# Jones Oil- Heating Oil Price Differential



## Club Scrub (12 Oct 2009)

I used a website www.jonesoil.ie for a quotation for heating oil. They apparently are the ESSO distributors for much of the country.

On the website they quote €485 inc VAT for 1000l of home heating oil. I couldn't place the order online when I tried so I had to call their local depot, and foolishly I didn't confirm the price when I ordered over the phone.

When I received the invoice they actually charged us €510 and claimed that they weren't aware that they were quoting €485 online.

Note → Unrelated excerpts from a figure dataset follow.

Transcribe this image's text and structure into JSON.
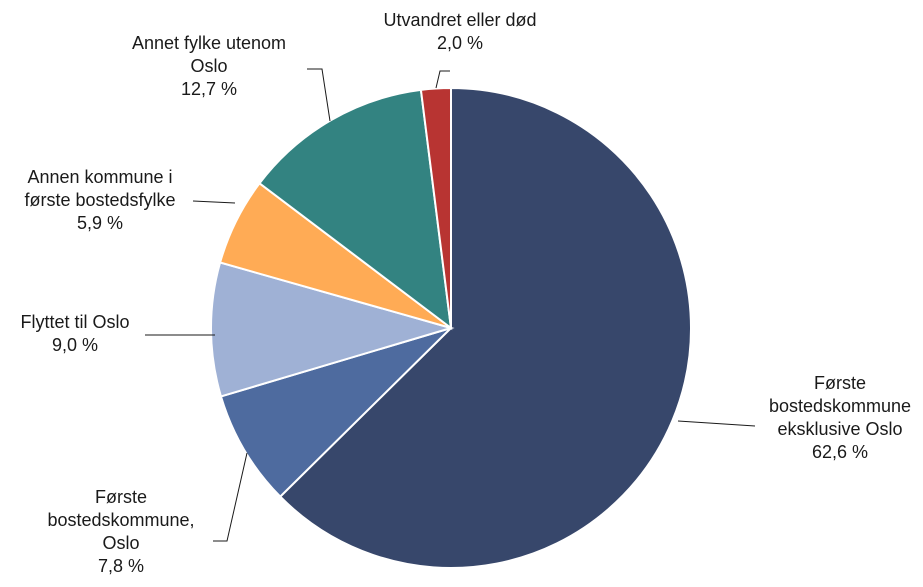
{
  "chart_data": {
    "type": "pie",
    "categories": [
      "Første bostedskommune eksklusive Oslo",
      "Første bostedskommune, Oslo",
      "Flyttet til Oslo",
      "Annen kommune i første bostedsfylke",
      "Annet fylke utenom Oslo",
      "Utvandret eller død"
    ],
    "values": [
      62.6,
      7.8,
      9.0,
      5.9,
      12.7,
      2.0
    ],
    "label_lines": [
      [
        "Første",
        "bostedskommune",
        "eksklusive Oslo",
        "62,6 %"
      ],
      [
        "Første",
        "bostedskommune,",
        "Oslo",
        "7,8 %"
      ],
      [
        "Flyttet til Oslo",
        "9,0 %"
      ],
      [
        "Annen kommune i",
        "første bostedsfylke",
        "5,9 %"
      ],
      [
        "Annet fylke utenom",
        "Oslo",
        "12,7 %"
      ],
      [
        "Utvandret eller død",
        "2,0 %"
      ]
    ],
    "colors": [
      "#37476b",
      "#4e6b9f",
      "#9fb1d5",
      "#ffab55",
      "#338381",
      "#b83432"
    ],
    "start_angle": "12 o'clock",
    "direction": "clockwise",
    "legend": "none"
  }
}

I have checked the website again & it doesn't make any specification that this is an online only price, and I am very disappointed that I have had to pay €25 more than expected.

Has anyone else encountered this problem? or indeed what if any are my rights in this situation?

It has left a sour taste overall.


----------



## Sue Ellen (12 Oct 2009)

Give www.consumerconnect.ie a call and see what your rights are.


----------



## ghianni (22 Oct 2009)

I had this experience with Jones Oil around this time last year.  I have been a customer for a number of years with a budget account.  I phoned and they agreed to the internet price immediately and credited my account with the difference.  They may have been more amenable because I've had an account for years and were afraid I'd close it. 

Insist on the lower price and if you make enough of a nuisance they may give in.  With other  suppliers I've found looking to speak to the CEO gets results that frontline staff are unable to give.  Jones Oil CEO is Pat Nevin.


----------